SCONTO FISCALE PER LE LIBRERIE. Arriva poi uno sconto fiscale per tutelare le librerie. La Commissione Bilancio ha approvato un emendamento del Pd che prevede per la vendita di libri al dettaglio un credito di imposta su Imu, Tasi, Tari e sull'eventuale affitto. Lo sconto è più sostanzioso, fino a 20 mila euro, per le librerie indipendenti, «che non risultano ricomprese in gruppi editoriali dagli stessi direttamente gestite», e arriva invece a 10 mila euro per gli altri esercenti. Il limite di spesa è fissato a 4 milioni nel 2018 e a 5 milioni annui a decorrere dal 2019.

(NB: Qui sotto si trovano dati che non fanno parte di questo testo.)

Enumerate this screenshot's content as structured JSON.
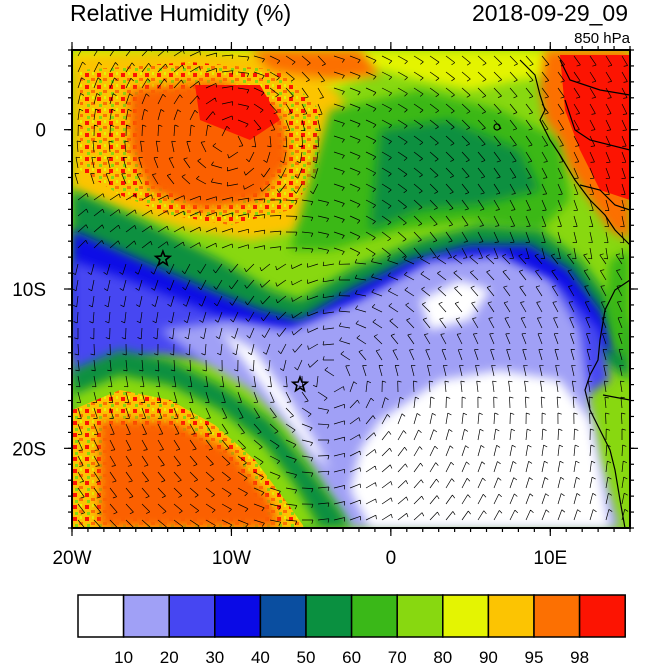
{
  "title": "Relative Humidity (%)",
  "timestamp": "2018-09-29_09",
  "level": "850 hPa",
  "axes": {
    "lon_ticks": [
      {
        "value": -20,
        "label": "20W"
      },
      {
        "value": -10,
        "label": "10W"
      },
      {
        "value": 0,
        "label": "0"
      },
      {
        "value": 10,
        "label": "10E"
      }
    ],
    "lat_ticks": [
      {
        "value": 0,
        "label": "0"
      },
      {
        "value": -10,
        "label": "10S"
      },
      {
        "value": -20,
        "label": "20S"
      }
    ],
    "lon_range": [
      -20,
      15
    ],
    "lat_range": [
      -25,
      5
    ]
  },
  "markers": [
    {
      "name": "star-marker-north",
      "lon": -14.3,
      "lat": -8.1
    },
    {
      "name": "star-marker-south",
      "lon": -5.7,
      "lat": -16.0
    }
  ],
  "colorbar": {
    "labels": [
      "10",
      "20",
      "30",
      "40",
      "50",
      "60",
      "70",
      "80",
      "90",
      "95",
      "98"
    ],
    "colors": [
      "#ffffff",
      "#a0a0f6",
      "#4646f2",
      "#0a0ae6",
      "#0a4ea0",
      "#0a9040",
      "#3ab818",
      "#88d810",
      "#e4f402",
      "#fcc402",
      "#fc7002",
      "#fc1402"
    ]
  }
}
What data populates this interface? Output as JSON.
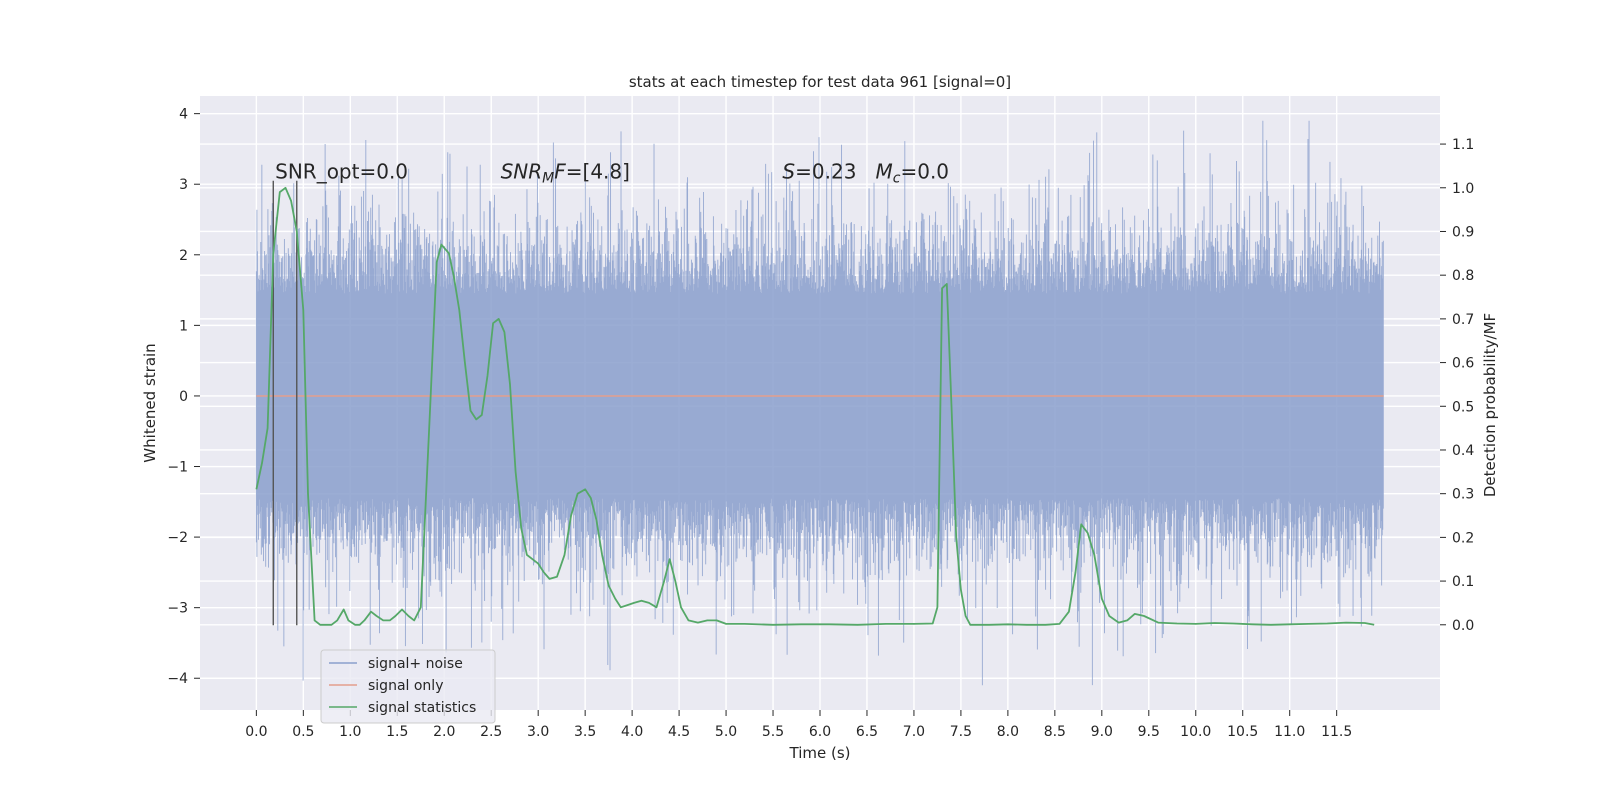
{
  "chart_data": {
    "type": "line",
    "title": "stats at each timestep for test data 961 [signal=0]",
    "xlabel": "Time (s)",
    "ylabel": "Whitened strain",
    "ylabel_right": "Detection probability/MF",
    "xlim": [
      -0.6,
      12.6
    ],
    "ylim": [
      -4.45,
      4.25
    ],
    "ylim_right": [
      -0.195,
      1.21
    ],
    "x_ticks": [
      "0.0",
      "0.5",
      "1.0",
      "1.5",
      "2.0",
      "2.5",
      "3.0",
      "3.5",
      "4.0",
      "4.5",
      "5.0",
      "5.5",
      "6.0",
      "6.5",
      "7.0",
      "7.5",
      "8.0",
      "8.5",
      "9.0",
      "9.5",
      "10.0",
      "10.5",
      "11.0",
      "11.5"
    ],
    "y_ticks": [
      "4",
      "3",
      "2",
      "1",
      "0",
      "−1",
      "−2",
      "−3",
      "−4"
    ],
    "y_ticks_right": [
      "1.1",
      "1.0",
      "0.9",
      "0.8",
      "0.7",
      "0.6",
      "0.5",
      "0.4",
      "0.3",
      "0.2",
      "0.1",
      "0.0"
    ],
    "grid": true,
    "legend_placement": "lower-left",
    "annotations": [
      {
        "text": "SNR_opt=0.0",
        "x": 0.2,
        "y": 3.08
      },
      {
        "text": "SNR_MF=[4.8]",
        "x": 2.6,
        "y": 3.08
      },
      {
        "text": "S=0.23   M_c=0.0",
        "x": 5.6,
        "y": 3.08
      }
    ],
    "vertical_lines": [
      {
        "x": 0.18,
        "y_from": -3.25,
        "y_to": 3.05
      },
      {
        "x": 0.43,
        "y_from": -3.25,
        "y_to": 3.05
      }
    ],
    "noise_band": {
      "x_range": [
        0.0,
        12.0
      ],
      "typical_amplitude": 1.8,
      "peak_max": 3.9,
      "peak_min": -4.1
    },
    "series": [
      {
        "name": "signal+ noise",
        "axis": "left",
        "color": "#8a9fcd",
        "description_kind": "dense-noise"
      },
      {
        "name": "signal only",
        "axis": "left",
        "color": "#e39e8c",
        "x": [
          0.0,
          12.0
        ],
        "y": [
          0.0,
          0.0
        ]
      },
      {
        "name": "signal statistics",
        "axis": "right",
        "color": "#55a868",
        "x": [
          0.0,
          0.06,
          0.12,
          0.18,
          0.25,
          0.31,
          0.37,
          0.43,
          0.5,
          0.55,
          0.62,
          0.68,
          0.75,
          0.8,
          0.86,
          0.93,
          0.98,
          1.05,
          1.1,
          1.15,
          1.22,
          1.28,
          1.35,
          1.42,
          1.48,
          1.55,
          1.62,
          1.68,
          1.75,
          1.85,
          1.92,
          1.97,
          2.05,
          2.1,
          2.16,
          2.22,
          2.28,
          2.34,
          2.4,
          2.46,
          2.52,
          2.58,
          2.64,
          2.7,
          2.76,
          2.82,
          2.88,
          2.94,
          3.0,
          3.06,
          3.12,
          3.2,
          3.28,
          3.35,
          3.42,
          3.5,
          3.56,
          3.62,
          3.68,
          3.75,
          3.82,
          3.88,
          3.95,
          4.02,
          4.1,
          4.18,
          4.26,
          4.34,
          4.4,
          4.46,
          4.52,
          4.6,
          4.7,
          4.8,
          4.9,
          5.0,
          5.2,
          5.5,
          5.8,
          6.1,
          6.4,
          6.7,
          7.0,
          7.2,
          7.25,
          7.3,
          7.35,
          7.4,
          7.45,
          7.5,
          7.55,
          7.6,
          7.7,
          7.8,
          8.0,
          8.2,
          8.4,
          8.55,
          8.65,
          8.72,
          8.78,
          8.85,
          8.92,
          9.0,
          9.08,
          9.18,
          9.27,
          9.35,
          9.45,
          9.6,
          9.8,
          10.0,
          10.2,
          10.4,
          10.6,
          10.8,
          11.0,
          11.2,
          11.4,
          11.6,
          11.8,
          11.9
        ],
        "y": [
          0.31,
          0.37,
          0.45,
          0.85,
          0.99,
          1.0,
          0.97,
          0.9,
          0.72,
          0.3,
          0.01,
          0.0,
          0.0,
          0.0,
          0.01,
          0.035,
          0.01,
          0.0,
          0.0,
          0.01,
          0.03,
          0.02,
          0.01,
          0.01,
          0.02,
          0.035,
          0.02,
          0.01,
          0.04,
          0.5,
          0.83,
          0.87,
          0.85,
          0.8,
          0.72,
          0.6,
          0.49,
          0.47,
          0.48,
          0.57,
          0.69,
          0.7,
          0.67,
          0.55,
          0.35,
          0.22,
          0.16,
          0.15,
          0.14,
          0.12,
          0.105,
          0.11,
          0.16,
          0.25,
          0.3,
          0.31,
          0.29,
          0.24,
          0.16,
          0.09,
          0.06,
          0.04,
          0.045,
          0.05,
          0.055,
          0.05,
          0.04,
          0.1,
          0.15,
          0.1,
          0.04,
          0.01,
          0.005,
          0.01,
          0.01,
          0.002,
          0.002,
          0.0,
          0.001,
          0.001,
          0.0,
          0.002,
          0.002,
          0.003,
          0.04,
          0.77,
          0.78,
          0.5,
          0.2,
          0.08,
          0.02,
          0.0,
          0.0,
          0.0,
          0.001,
          0.0,
          0.0,
          0.002,
          0.03,
          0.12,
          0.23,
          0.21,
          0.16,
          0.06,
          0.02,
          0.005,
          0.01,
          0.025,
          0.02,
          0.005,
          0.003,
          0.002,
          0.004,
          0.003,
          0.001,
          0.0,
          0.001,
          0.002,
          0.003,
          0.005,
          0.004,
          0.0
        ]
      }
    ]
  }
}
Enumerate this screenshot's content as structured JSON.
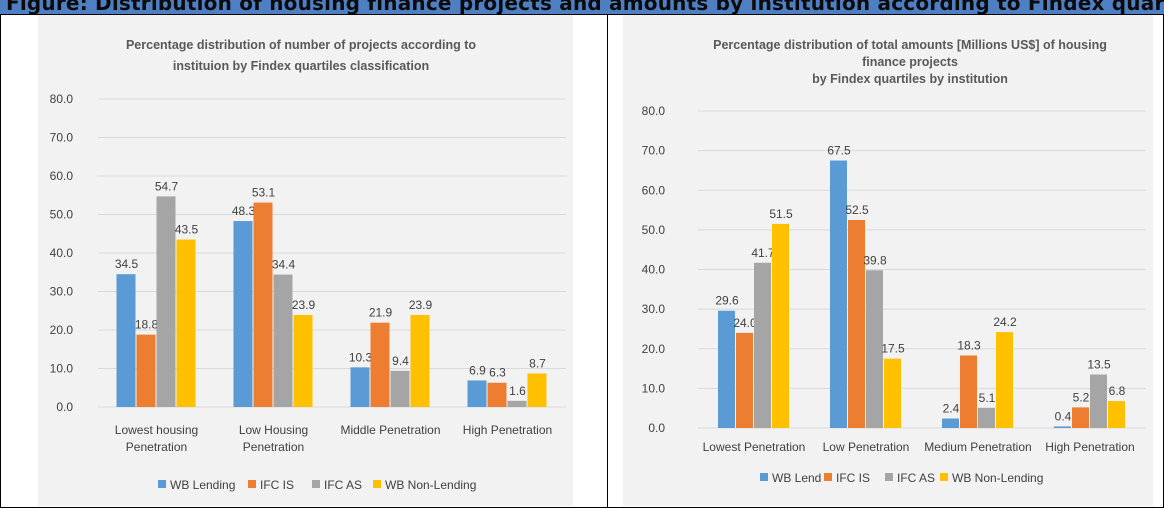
{
  "header": {
    "text": "Figure: Distribution of housing finance projects and amounts by institution according to Findex quartiles"
  },
  "colors": {
    "series": [
      "#5b9bd5",
      "#ed7d31",
      "#a5a5a5",
      "#ffc000"
    ],
    "grid": "#d9d9d9",
    "band": "#4f7fc3"
  },
  "chart_data": [
    {
      "type": "bar",
      "title": [
        "Percentage distribution of number of projects according  to",
        "instituion by Findex quartiles classification"
      ],
      "categories": [
        [
          "Lowest housing",
          "Penetration"
        ],
        [
          "Low Housing",
          "Penetration"
        ],
        [
          "Middle Penetration"
        ],
        [
          "High Penetration"
        ]
      ],
      "series": [
        {
          "name": "WB Lending",
          "values": [
            34.5,
            48.3,
            10.3,
            6.9
          ]
        },
        {
          "name": "IFC IS",
          "values": [
            18.8,
            53.1,
            21.9,
            6.3
          ]
        },
        {
          "name": "IFC AS",
          "values": [
            54.7,
            34.4,
            9.4,
            1.6
          ]
        },
        {
          "name": "WB Non-Lending",
          "values": [
            43.5,
            23.9,
            23.9,
            8.7
          ]
        }
      ],
      "ylim": [
        0,
        80
      ],
      "yticks": [
        "0.0",
        "10.0",
        "20.0",
        "30.0",
        "40.0",
        "50.0",
        "60.0",
        "70.0",
        "80.0"
      ],
      "grid": true,
      "legend": "bottom"
    },
    {
      "type": "bar",
      "title": [
        "Percentage distribution of total amounts [Millions US$]  of housing",
        "finance  projects",
        "by Findex quartiles by institution"
      ],
      "categories": [
        [
          "Lowest Penetration"
        ],
        [
          "Low Penetration"
        ],
        [
          "Medium Penetration"
        ],
        [
          "High Penetration"
        ]
      ],
      "series": [
        {
          "name": "WB Lend",
          "values": [
            29.6,
            67.5,
            2.4,
            0.4
          ]
        },
        {
          "name": "IFC IS",
          "values": [
            24.0,
            52.5,
            18.3,
            5.2
          ]
        },
        {
          "name": "IFC AS",
          "values": [
            41.7,
            39.8,
            5.1,
            13.5
          ]
        },
        {
          "name": "WB Non-Lending",
          "values": [
            51.5,
            17.5,
            24.2,
            6.8
          ]
        }
      ],
      "ylim": [
        0,
        80
      ],
      "yticks": [
        "0.0",
        "10.0",
        "20.0",
        "30.0",
        "40.0",
        "50.0",
        "60.0",
        "70.0",
        "80.0"
      ],
      "grid": true,
      "legend": "bottom"
    }
  ]
}
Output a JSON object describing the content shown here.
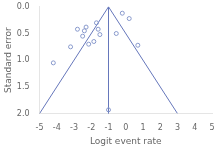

60 MILIONI PER IL SUPERTICKET. Il capogruppo Pd in Commissione Bilancio di Palazzo Madama, Giorgio Santini ha spiegato che si prevedere «una posta rilevante in un fondo per ridurre l'incidenza del superticket aumentando la fascia di esenzione per le categorie più deboli». Le risorse a disposizione del Senato ammontano a 60 milioni di euro, cifra che potrà aumentare eventualmente alla Camera.

FONDI PER I 18ENNI FUORI FAMIGLIA. La Commissione ha approvato l'emendamento alla manovra in favore di ragazzi che al compimento dei 18 anni vivono fuori dalla famiglia di origine sulla base di un provvedimento giudiziario. Lo annuncia Donella Mattesini, capogruppo Pd in commissione Bicamerale Infanzia e Adolescenza e prima firmataria dell'emendamento. «L'emendamento prevede il finanziamento di un progetto, in via sperimentale, di circa 5 milioni di euro per ciascuno degli anni 2018, 2019 e 2020, per interventi finalizzati a completare il percorso di crescita verso l'autonomia garantendo la continuità dell'assistenza nei confronti degli interessati, sino al compimento del 21esimo anno di età. Ciò consentirà ad ognuno di mettere a frutto il percorso di vita degli anni trascorsi in Comunità, e di organizzare la propria vita, formativa, abitativa, lavorativa, relazionale, raggiungendo la piena autonomia personale».